Nuestra primera noche en la ciudad estuvo marcada por el frío. Recuerdo del vapor gélido que exhalaban los adoquines y el modo en que penetraba nuestra ropa, como si esta fuese papel quemado.

Atravesamos el puente Vecchio buscando refugio en un apartamento que avistábamos aún a demasiada distancia. Las calles asumieron su pose más adusta y vigilante. Sin esquinas. Sin techumbre. Sin espacios para el abrazo momentáneo de los cuerpos. El frío se convirtió de repente en un gran catalizador de urgencias. Y las calmamos cuando cerramos la puerta con llave, convencidos de que en los entresijos del hierro residía (y reside) la llama de la vida.

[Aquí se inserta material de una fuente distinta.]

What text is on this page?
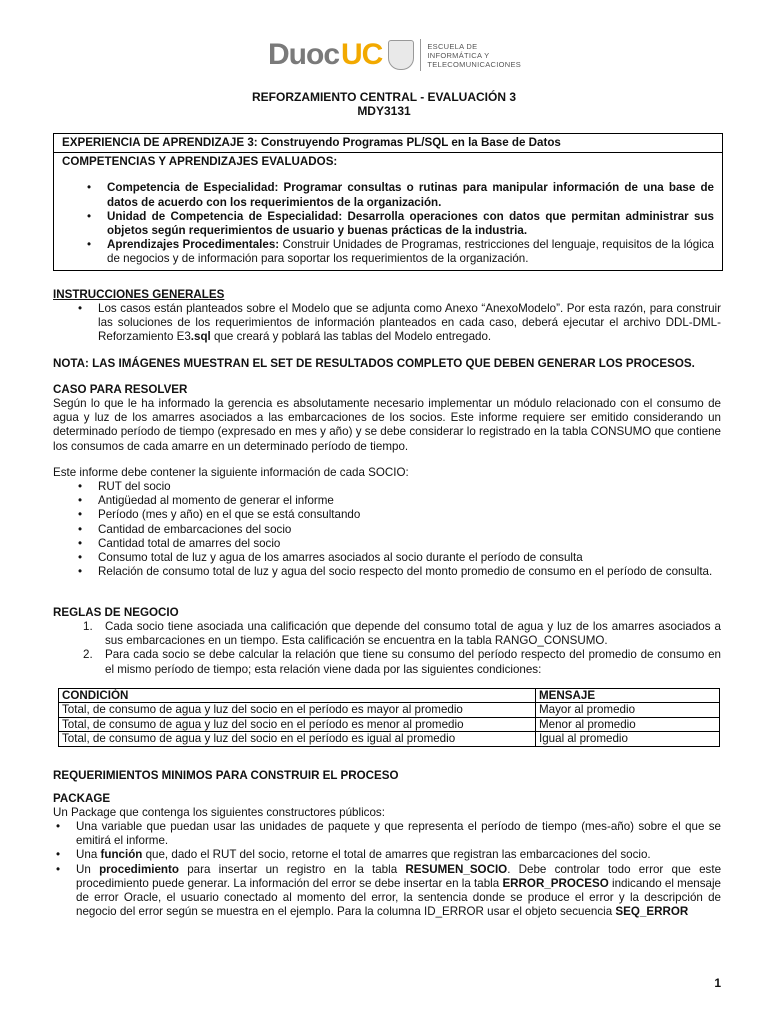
Duoc UC	ESCUELA DE
INFORMÁTICA Y
TELECOMUNICACIONES
REFORZAMIENTO CENTRAL - EVALUACIÓN 3
MDY3131
EXPERIENCIA DE APRENDIZAJE 3: Construyendo Programas PL/SQL en la Base de Datos
COMPETENCIAS Y APRENDIZAJES EVALUADOS:
• Competencia de Especialidad: Programar consultas o rutinas para manipular información de una base de datos de acuerdo con los requerimientos de la organización.
• Unidad de Competencia de Especialidad: Desarrolla operaciones con datos que permitan administrar sus objetos según requerimientos de usuario y buenas prácticas de la industria.
• Aprendizajes Procedimentales: Construir Unidades de Programas, restricciones del lenguaje, requisitos de la lógica de negocios y de información para soportar los requerimientos de la organización.
INSTRUCCIONES GENERALES
• Los casos están planteados sobre el Modelo que se adjunta como Anexo “AnexoModelo”. Por esta razón, para construir las soluciones de los requerimientos de información planteados en cada caso, deberá ejecutar el archivo DDL-DML-Reforzamiento E3.sql que creará y poblará las tablas del Modelo entregado.
NOTA: LAS IMÁGENES MUESTRAN EL SET DE RESULTADOS COMPLETO QUE DEBEN GENERAR LOS PROCESOS.
CASO PARA RESOLVER
Según lo que le ha informado la gerencia es absolutamente necesario implementar un módulo relacionado con el consumo de agua y luz de los amarres asociados a las embarcaciones de los socios. Este informe requiere ser emitido considerando un determinado período de tiempo (expresado en mes y año) y se debe considerar lo registrado en la tabla CONSUMO que contiene los consumos de cada amarre en un determinado período de tiempo.
Este informe debe contener la siguiente información de cada SOCIO:
• RUT del socio
• Antigüedad al momento de generar el informe
• Período (mes y año) en el que se está consultando
• Cantidad de embarcaciones del socio
• Cantidad total de amarres del socio
• Consumo total de luz y agua de los amarres asociados al socio durante el período de consulta
• Relación de consumo total de luz y agua del socio respecto del monto promedio de consumo en el período de consulta.
REGLAS DE NEGOCIO
1. Cada socio tiene asociada una calificación que depende del consumo total de agua y luz de los amarres asociados a sus embarcaciones en un tiempo. Esta calificación se encuentra en la tabla RANGO_CONSUMO.
2. Para cada socio se debe calcular la relación que tiene su consumo del período respecto del promedio de consumo en el mismo período de tiempo; esta relación viene dada por las siguientes condiciones:
CONDICIÓN	MENSAJE
Total, de consumo de agua y luz del socio en el período es mayor al promedio	Mayor al promedio
Total, de consumo de agua y luz del socio en el período es menor al promedio	Menor al promedio
Total, de consumo de agua y luz del socio en el período es igual al promedio	Igual al promedio
REQUERIMIENTOS MINIMOS PARA CONSTRUIR EL PROCESO
PACKAGE
Un Package que contenga los siguientes constructores públicos:
• Una variable que puedan usar las unidades de paquete y que representa el período de tiempo (mes-año) sobre el que se emitirá el informe.
• Una función que, dado el RUT del socio, retorne el total de amarres que registran las embarcaciones del socio.
• Un procedimiento para insertar un registro en la tabla RESUMEN_SOCIO. Debe controlar todo error que este procedimiento puede generar. La información del error se debe insertar en la tabla ERROR_PROCESO indicando el mensaje de error Oracle, el usuario conectado al momento del error, la sentencia donde se produce el error y la descripción de negocio del error según se muestra en el ejemplo. Para la columna ID_ERROR usar el objeto secuencia SEQ_ERROR
1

Jamás habría pensado (no lo he hecho desde entonces) en el frío como medicina contra el dolor, como herramienta para engañar a la mente, como alimento para calmar el terror que solo causan los grandes suplicios, las grandes adicciones, las mortandades ambulantes de quienes fracasan con genuina terquedad.

Peter Kaldheim, ex editor, ex camello, ex cocainómano y ex vagabundo, narra en su novela El viento idiota (Temas de hoy, 2020), el modo en que el frío de la ciudad de Portland le hizo olvidar su adicción a la droga, como si esta fuera un mal secundario, algo de lo que prescindir en tiempos de carencia.

El frío, convertido en razón absoluta, le hizo entrega de un cuaderno, un bolígrafo y la esperanza de sentir calor al abrigo de los nuevos tiempos.

Bendito sea el frío, me digo. Benditos sean los temblores, como aquellos que yo maldije injustamente a orillas del puente Vecchio.